Der bärtige Mann hat keine Fledermäuse in den Tunneln. Sie sind nicht übertrieben weit gedehnt und es sieht zu seinem Look sehr stimmig aus. Ich grüble, ob es erst diese Menschen gibt und die Zeitungen dann über sie schreiben oder ob die Zeitungen solche Menschen erfinden und bestimmte Menschen das so toll finden, dass sie los ziehen, sich die entsprechenden Accessoires besorgen und dann mit einer Abbildung zum Frisör gehen, um sich entsprechend stylen zu lassen.
Der Mann, der so aussieht wie eine Fotografie, sieht in all seiner Inszeniertheit wirklich unfassbar toll aus. Unbewusst prüfe ich meine Spiegelung im U-Bahnfenster. Der Pony sitzt schief und auch sonst sehe ich echt nicht so toll aus. Während ich mein Spiegelbild betrachte, sehe ich eine Frau hinter mir, die scheinbar das selbe tut.
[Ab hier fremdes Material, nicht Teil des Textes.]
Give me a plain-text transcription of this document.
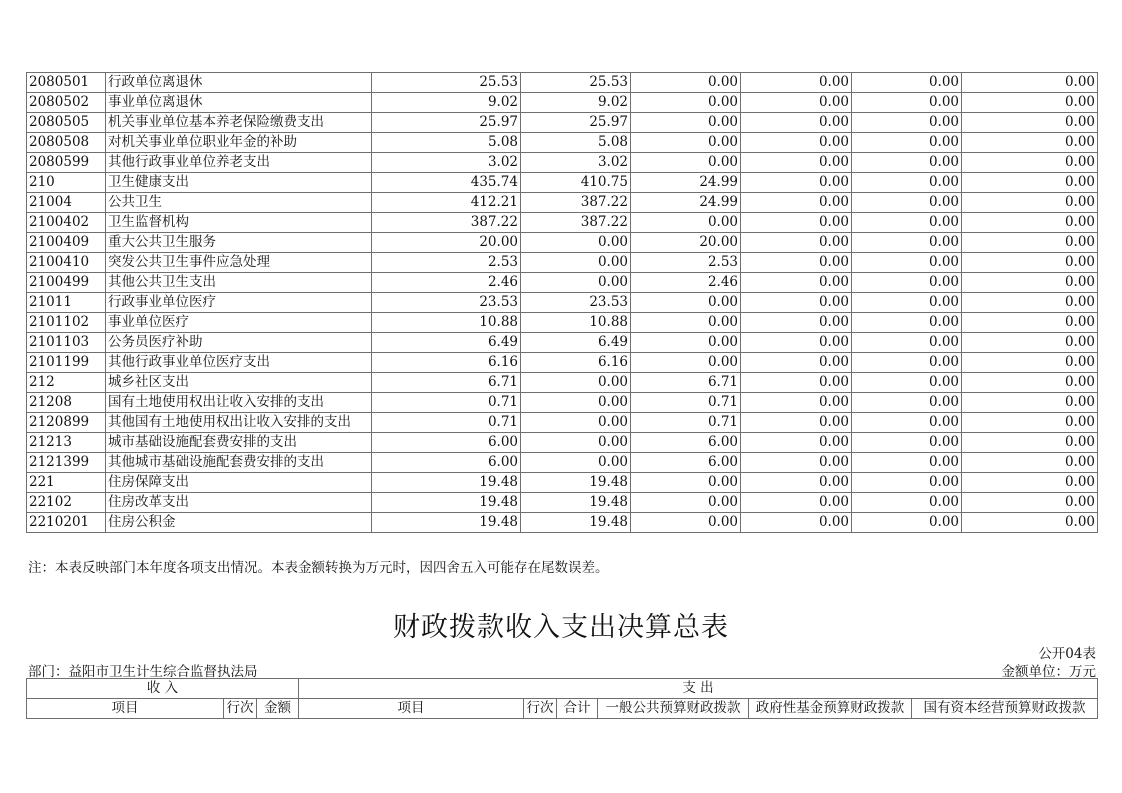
2080501	行政单位离退休	25.53	25.53	0.00	0.00	0.00	0.00
2080502	事业单位离退休	9.02	9.02	0.00	0.00	0.00	0.00
2080505	机关事业单位基本养老保险缴费支出	25.97	25.97	0.00	0.00	0.00	0.00
2080508	对机关事业单位职业年金的补助	5.08	5.08	0.00	0.00	0.00	0.00
2080599	其他行政事业单位养老支出	3.02	3.02	0.00	0.00	0.00	0.00
210	卫生健康支出	435.74	410.75	24.99	0.00	0.00	0.00
21004	公共卫生	412.21	387.22	24.99	0.00	0.00	0.00
2100402	卫生监督机构	387.22	387.22	0.00	0.00	0.00	0.00
2100409	重大公共卫生服务	20.00	0.00	20.00	0.00	0.00	0.00
2100410	突发公共卫生事件应急处理	2.53	0.00	2.53	0.00	0.00	0.00
2100499	其他公共卫生支出	2.46	0.00	2.46	0.00	0.00	0.00
21011	行政事业单位医疗	23.53	23.53	0.00	0.00	0.00	0.00
2101102	事业单位医疗	10.88	10.88	0.00	0.00	0.00	0.00
2101103	公务员医疗补助	6.49	6.49	0.00	0.00	0.00	0.00
2101199	其他行政事业单位医疗支出	6.16	6.16	0.00	0.00	0.00	0.00
212	城乡社区支出	6.71	0.00	6.71	0.00	0.00	0.00
21208	国有土地使用权出让收入安排的支出	0.71	0.00	0.71	0.00	0.00	0.00
2120899	其他国有土地使用权出让收入安排的支出	0.71	0.00	0.71	0.00	0.00	0.00
21213	城市基础设施配套费安排的支出	6.00	0.00	6.00	0.00	0.00	0.00
2121399	其他城市基础设施配套费安排的支出	6.00	0.00	6.00	0.00	0.00	0.00
221	住房保障支出	19.48	19.48	0.00	0.00	0.00	0.00
22102	住房改革支出	19.48	19.48	0.00	0.00	0.00	0.00
2210201	住房公积金	19.48	19.48	0.00	0.00	0.00	0.00
注：本表反映部门本年度各项支出情况。本表金额转换为万元时，因四舍五入可能存在尾数误差。
财政拨款收入支出决算总表
公开04表
部门：益阳市卫生计生综合监督执法局	金额单位：万元
收 入			支 出					
项目	行次	金额	项目	行次	合计	一般公共预算财政拨款	政府性基金预算财政拨款	国有资本经营预算财政拨款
Ich drehe mich um und mir fällt auf, dass sie ungewöhnlich gerade steht und ebenfalls diesen Mann anschaut. So wie die Frau daneben und die daneben und die daneben. Ein seltsamer Anblick. Normalerweise starren alle ohne Fokus vor sich hin, lassen die Schultern hängen oder tippen in ihre Telefone. Ich stehe aber in einem U-Bahn-Abteil mit Damen, die ihren Rücken gerade durchgestreckt und ihre Bäuche eingezogen haben. Eine zieht ihren Lippenstift nach. Um 6.18 Uhr. So lange kann es nicht her sein, dass sie den Lippenstift drauf gemacht hat.
Der Typ indes schaut weiter in sein Telefon und blättert seine iTunes Bibliothek durch. Er scheint nichts von dieser Szene mitzubekommen.
Wir kommen an der Endhaltestelle an. Die Türen öffnen sich, der Mann zieht den Kopf ein und tritt auf den Bahnsteig. Dann verschwindet er mit dem Menschenstrom. In der U-Bahn höre ich ein Ausatmen. Vielleicht war es auch ein kollektives Seufzen.